The helper streams sessions via atlas.training_data, converts trajectory events into chat-format messages, and produces Hugging Face datasets on the fly—no JSONL export required.
Step 4: Train with GRPO
# Launch training
scripts/launch.sh 4 src/atlas_core/configs/recipe/teacher_rcl.yaml \
model_name_or_path=checkpoints/sft/final
See GRPO Training Guide for complete training pipeline.
Migration from JSONL Export
Previous Approach (JSONL Files)
# Old: Export to JSONL first
arc-atlas \
--database-url postgresql://localhost:5433/atlas \
--output traces.jsonl \
--limit 1000
# Then load from JSONL
sessions = load_runtime_traces("traces.jsonl")
Direct Database Access
# New: Query directly
from atlas.training_data import get_training_sessions
sessions = get_training_sessions(
db_url="postgresql://localhost:5433/atlas",
limit=1000
)
Benefits:
- No intermediate JSONL files
- Filters applied at database level
- 10-100x faster queries with indexes
- No schema drift between SDK and training
Troubleshooting
| Error | Cause | Solution |
|---|
| Connection refused | PostgreSQL not running | Start Postgres: docker compose up -d postgres |
| Empty result set | No sessions match filters | Verify filters with count_training_sessions() |
| Memory error | Loading too many sessions | Use pagination with smaller batch sizes |
| Missing fields | SDK version mismatch | Upgrade to atlas-sdk ≥ 0.1.13 |
API Reference
Core Functions
# Sync variants
get_training_sessions(db_url, min_reward=None, max_reward=None, ...)

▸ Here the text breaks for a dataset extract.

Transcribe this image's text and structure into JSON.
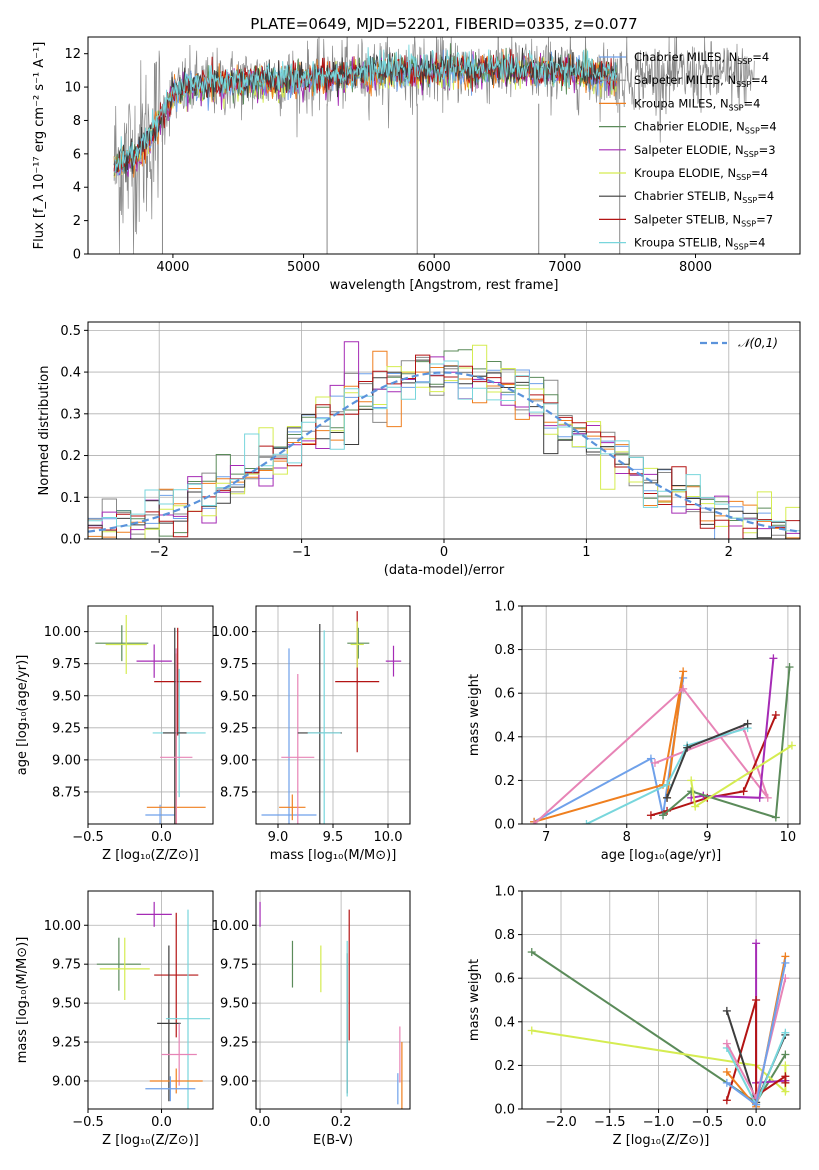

get_session_by_id(db_url, session_id)
count_training_sessions(db_url, min_reward=None, ...)
# Async variants
get_training_sessions_async(db_url, min_reward=None, ...)
get_session_by_id_async(db_url, session_id)
count_training_sessions_async(db_url, min_reward=None, ...)
# Pagination
paginate_sessions(db_url, batch_size=100, min_reward=None, ...)
Converter Functions
convert_session_dict_to_trace(session_dict)
convert_step_dict_to_trace(step_dict)